Wegen Korruption
EU-Kommission will Ungarn 7,5 Mrd. Euro kürzen
Wegen Korruption und anderer Verstöße gegen den Rechtsstaat in Ungarn hat die Europäische Kommission vorgeschlagen, dem Land Zahlungen in Höhe von rund 7,5 Milliarden Euro aus dem EU-Haushalt zu kürzen. Es ist das erste Mal, dass die Brüsseler Behörde wegen Mängeln im Rechtsstaat eines EU-Staates einen solchen Schritt macht.
Das teilte EU-Haushaltskommissar Johannes Hahn am Sonntag in Brüssel mit. Das Geld aus dem EU-Haushalt sei in Ungarn nicht ausreichend vor Missbrauch geschützt, so der Österreicher. Zugleich würdigte er die Zusagen, die die ungarische Regierung zuletzt gemacht hatte, um die bestehenden Unzulänglichkeiten zu beseitigen: „Ungarn hat sich tatsächlich bewegt.“ Das Land müsse die Zusagen nun aber auch umsetzen. Konkret hat Budapest in den vergangenen Wochen unter anderem angekündigt, eine neue Behörde für den Kampf gegen Korruption einzurichten.
Die EU-Kommission wirft Ungarn unter Regierungschef Viktor Orban seit Jahren vor, EU-Standards und -Grundwerte zu untergraben. Die Behörde startete etliche Vertragsverletzungsverfahren und verklagte Ungarn mehrfach vor dem Europäischen Gerichtshof - ohne bisher jedoch ein Umdenken in Budapest zu erreichen.

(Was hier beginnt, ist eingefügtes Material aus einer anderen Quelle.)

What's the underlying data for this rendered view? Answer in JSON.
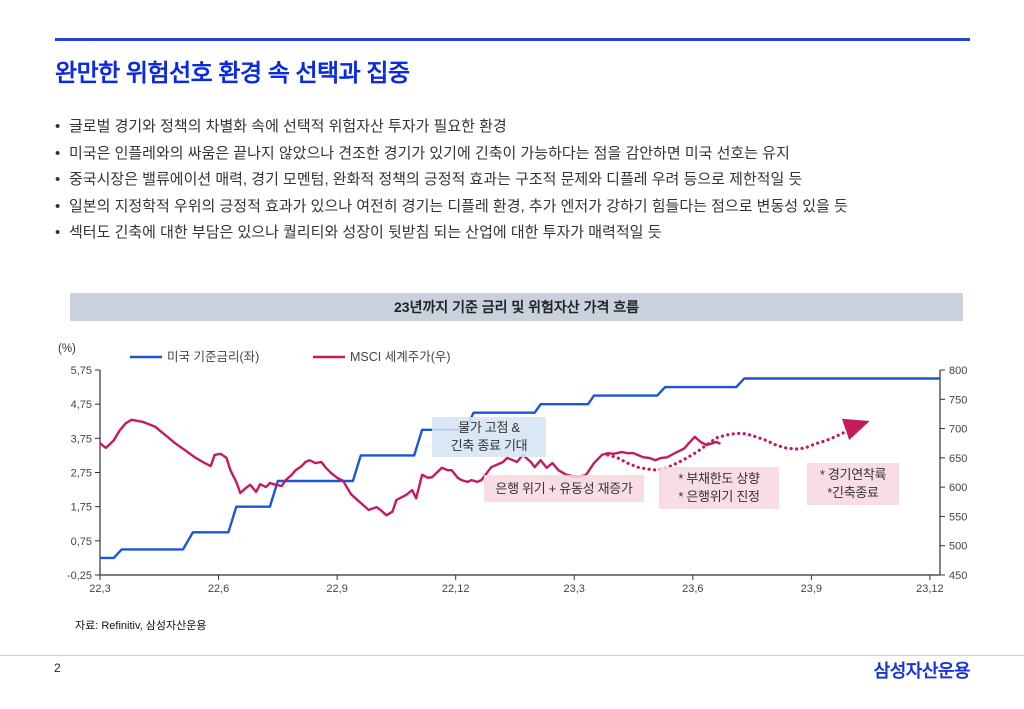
{
  "header": {
    "title": "완만한 위험선호 환경 속 선택과 집중"
  },
  "bullets": {
    "marker": "•",
    "items": [
      "글로벌 경기와 정책의 차별화 속에 선택적 위험자산 투자가 필요한 환경",
      "미국은 인플레와의 싸움은 끝나지 않았으나 견조한 경기가 있기에 긴축이 가능하다는 점을 감안하면 미국 선호는 유지",
      "중국시장은 밸류에이션 매력, 경기 모멘텀, 완화적 정책의 긍정적 효과는 구조적 문제와 디플레 우려 등으로 제한적일 듯",
      "일본의 지정학적 우위의 긍정적 효과가 있으나 여전히 경기는 디플레 환경, 추가 엔저가 강하기 힘들다는 점으로 변동성 있을 듯",
      "섹터도 긴축에 대한 부담은 있으나 퀄리티와 성장이 뒷받침 되는 산업에 대한 투자가 매력적일 듯"
    ]
  },
  "chart_data": {
    "type": "line",
    "title": "23년까지 기준 금리 및 위험자산 가격 흐름",
    "unit_left": "(%)",
    "colors": {
      "fed_line": "#1a56d6",
      "msci_line": "#c41a5e",
      "axis": "#333333"
    },
    "x_axis": {
      "tick_labels": [
        "22,3",
        "22,6",
        "22,9",
        "22,12",
        "23,3",
        "23,6",
        "23,9",
        "23,12"
      ],
      "tick_months": [
        0,
        3,
        6,
        9,
        12,
        15,
        18,
        21
      ]
    },
    "left_axis": {
      "min": -0.25,
      "max": 5.75,
      "tick_labels": [
        "5,75",
        "4,75",
        "3,75",
        "2,75",
        "1,75",
        "0,75",
        "-0,25"
      ],
      "tick_values": [
        5.75,
        4.75,
        3.75,
        2.75,
        1.75,
        0.75,
        -0.25
      ]
    },
    "right_axis": {
      "min": 450,
      "max": 800,
      "tick_labels": [
        "800",
        "750",
        "700",
        "650",
        "600",
        "550",
        "500",
        "450"
      ],
      "tick_values": [
        800,
        750,
        700,
        650,
        600,
        550,
        500,
        450
      ]
    },
    "series": [
      {
        "name": "미국 기준금리(좌)",
        "axis": "left",
        "style": "solid",
        "color": "#1a56d6",
        "points": [
          [
            0,
            0.25
          ],
          [
            0.35,
            0.25
          ],
          [
            0.55,
            0.5
          ],
          [
            2.1,
            0.5
          ],
          [
            2.35,
            1.0
          ],
          [
            3.25,
            1.0
          ],
          [
            3.45,
            1.75
          ],
          [
            4.3,
            1.75
          ],
          [
            4.5,
            2.5
          ],
          [
            6.4,
            2.5
          ],
          [
            6.6,
            3.25
          ],
          [
            7.95,
            3.25
          ],
          [
            8.15,
            4.0
          ],
          [
            9.25,
            4.0
          ],
          [
            9.45,
            4.5
          ],
          [
            11.0,
            4.5
          ],
          [
            11.15,
            4.75
          ],
          [
            12.35,
            4.75
          ],
          [
            12.5,
            5.0
          ],
          [
            14.1,
            5.0
          ],
          [
            14.3,
            5.25
          ],
          [
            16.1,
            5.25
          ],
          [
            16.3,
            5.5
          ],
          [
            21.25,
            5.5
          ]
        ]
      },
      {
        "name": "MSCI 세계주가(우)",
        "axis": "right",
        "style": "solid",
        "color": "#c41a5e",
        "points": [
          [
            0,
            675
          ],
          [
            0.15,
            667
          ],
          [
            0.35,
            680
          ],
          [
            0.5,
            697
          ],
          [
            0.65,
            709
          ],
          [
            0.8,
            715
          ],
          [
            1.1,
            711
          ],
          [
            1.4,
            703
          ],
          [
            1.65,
            689
          ],
          [
            1.9,
            675
          ],
          [
            2.15,
            663
          ],
          [
            2.4,
            651
          ],
          [
            2.65,
            641
          ],
          [
            2.8,
            636
          ],
          [
            2.9,
            655
          ],
          [
            3.05,
            657
          ],
          [
            3.2,
            650
          ],
          [
            3.3,
            629
          ],
          [
            3.45,
            609
          ],
          [
            3.55,
            590
          ],
          [
            3.7,
            599
          ],
          [
            3.8,
            604
          ],
          [
            3.95,
            592
          ],
          [
            4.05,
            605
          ],
          [
            4.2,
            600
          ],
          [
            4.3,
            607
          ],
          [
            4.45,
            604
          ],
          [
            4.6,
            602
          ],
          [
            4.7,
            612
          ],
          [
            4.85,
            621
          ],
          [
            4.95,
            629
          ],
          [
            5.1,
            636
          ],
          [
            5.2,
            643
          ],
          [
            5.3,
            646
          ],
          [
            5.45,
            641
          ],
          [
            5.6,
            643
          ],
          [
            5.7,
            634
          ],
          [
            5.85,
            624
          ],
          [
            6.0,
            616
          ],
          [
            6.15,
            611
          ],
          [
            6.35,
            588
          ],
          [
            6.6,
            573
          ],
          [
            6.8,
            561
          ],
          [
            7.0,
            566
          ],
          [
            7.1,
            561
          ],
          [
            7.25,
            552
          ],
          [
            7.4,
            558
          ],
          [
            7.5,
            578
          ],
          [
            7.75,
            587
          ],
          [
            7.9,
            595
          ],
          [
            8.0,
            581
          ],
          [
            8.15,
            621
          ],
          [
            8.3,
            616
          ],
          [
            8.4,
            617
          ],
          [
            8.65,
            633
          ],
          [
            8.8,
            629
          ],
          [
            8.9,
            629
          ],
          [
            9.05,
            616
          ],
          [
            9.15,
            612
          ],
          [
            9.3,
            609
          ],
          [
            9.4,
            612
          ],
          [
            9.55,
            609
          ],
          [
            9.65,
            612
          ],
          [
            9.9,
            634
          ],
          [
            10.2,
            643
          ],
          [
            10.3,
            650
          ],
          [
            10.45,
            646
          ],
          [
            10.55,
            643
          ],
          [
            10.7,
            655
          ],
          [
            10.9,
            643
          ],
          [
            11.0,
            634
          ],
          [
            11.15,
            646
          ],
          [
            11.3,
            633
          ],
          [
            11.45,
            641
          ],
          [
            11.6,
            629
          ],
          [
            11.8,
            621
          ],
          [
            12.1,
            617
          ],
          [
            12.3,
            621
          ],
          [
            12.5,
            641
          ],
          [
            12.7,
            655
          ],
          [
            12.85,
            658
          ],
          [
            13.0,
            657
          ],
          [
            13.2,
            660
          ],
          [
            13.35,
            658
          ],
          [
            13.5,
            658
          ],
          [
            13.75,
            651
          ],
          [
            13.9,
            650
          ],
          [
            14.05,
            646
          ],
          [
            14.2,
            650
          ],
          [
            14.35,
            651
          ],
          [
            14.6,
            660
          ],
          [
            14.7,
            663
          ],
          [
            14.8,
            667
          ],
          [
            14.9,
            675
          ],
          [
            15.05,
            686
          ],
          [
            15.2,
            677
          ],
          [
            15.35,
            672
          ],
          [
            15.5,
            675
          ],
          [
            15.6,
            677
          ],
          [
            15.7,
            674
          ]
        ]
      },
      {
        "name": "MSCI 세계주가 전망(점선)",
        "axis": "right",
        "style": "dotted",
        "arrow": true,
        "color": "#c41a5e",
        "points": [
          [
            12.85,
            655
          ],
          [
            13.1,
            650
          ],
          [
            13.35,
            641
          ],
          [
            13.6,
            634
          ],
          [
            13.85,
            631
          ],
          [
            14.1,
            629
          ],
          [
            14.35,
            633
          ],
          [
            14.6,
            641
          ],
          [
            14.85,
            650
          ],
          [
            15.1,
            660
          ],
          [
            15.35,
            672
          ],
          [
            15.6,
            684
          ],
          [
            15.85,
            689
          ],
          [
            16.1,
            692
          ],
          [
            16.35,
            691
          ],
          [
            16.6,
            686
          ],
          [
            16.85,
            680
          ],
          [
            17.1,
            672
          ],
          [
            17.35,
            667
          ],
          [
            17.6,
            665
          ],
          [
            17.85,
            667
          ],
          [
            18.1,
            674
          ],
          [
            18.35,
            679
          ],
          [
            18.6,
            686
          ],
          [
            18.85,
            694
          ],
          [
            19.1,
            704
          ],
          [
            19.4,
            711
          ]
        ]
      }
    ],
    "annotations": {
      "peak": {
        "line1": "물가 고점 &",
        "line2": "긴축 종료 기대"
      },
      "bank": {
        "line1": "은행 위기 + 유동성 재증가"
      },
      "debt": {
        "line1": "* 부채한도 상향",
        "line2": "* 은행위기 진정"
      },
      "soft": {
        "line1": "* 경기연착륙",
        "line2": "*긴축종료"
      }
    }
  },
  "source": {
    "text": "자료: Refinitiv,  삼성자산운용"
  },
  "footer": {
    "page_number": "2",
    "brand": "삼성자산운용"
  }
}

„Risiko von Freunderlwirtschaft wird nicht angegangen“
Der Bericht über den Zustand des Rechtsstaats in Ungarn von Juli liest sich entsprechend verheerend: Es gebe Unzulänglichkeiten „in Bezug auf Lobbying, Drehtüreffekte sowie Parteien- und Wahlkampffinanzierung“; unabhängige Mechanismen, um Korruption aufzudecken, reichten nicht aus; die Rede ist von einem Umfeld, „in dem die Risiken von Klientelismus, Günstlings- und Freunderlwirtschaft in der hochrangigen öffentlichen Verwaltung nicht angegangen werden“.
Eingeleitet hatte die Behörde unter Ursula von der Leyen das Verfahren nach dem sogenannten EU-Rechtsstaatsmechanismus bereits im April. Dieser ist seit Anfang 2021 in Kraft und soll dafür sorgen, dass Verstöße gegen rechtsstaatliche Prinzipien wie die Gewaltenteilung nicht mehr ungestraft bleiben. Entscheidend dabei ist, dass durch die Defizite ein Missbrauch von EU-Geldern droht. Konkret sollen nun nach dem Vorschlag vom Sonntag 65 Prozent aus drei Programmen zur Förderung benachteiligter Regionen einbehalten werden: rund 7,5 Milliarden Euro.
Fakten
Ungarn hatte zuletzt etwas Kompromissbereitschaft gezeigt, räumte die Bedenken der Behörde aber nicht aus. Deshalb leitete sie nun den nächsten Schritt in dem Rechtsstaatsverfahren ein. Zudem blockiert die Behörde derzeit mehrere Milliarden Euro an Corona-Hilfen für Ungarn. Es ist das einzige Land, das sich bisher nicht mit der EU-Kommission auf einen Plan für die Verwendung des Geldes einigen konnte.
Ungarn: Wird nicht zu Kürzungen kommen
Um dem Land tatsächlich Geld aus dem EU-Haushalt zu kürzen, müssten dem Vorschlag nun mindestens 15 Länder mit mindestens 65 Prozent der EU-Bevölkerung zustimmen. Die ungarische Regierung zeigte sich am Sonntag jedoch überzeugt davon, dass es zu den angedrohten Mittelkürzungen nicht kommen werde.
„Wir sind nicht deshalb Verpflichtungen eingegangen, um die Europäische Kommission zu benebeln“, erklärte Ungarns Chefverhandler Tibor Navracsics bei einer Pressekonferenz in Budapest. Der ungarischen Regierung komme es nicht in den Sinn, die von ihr eingegangenen Verpflichtungen nicht zu erfüllen.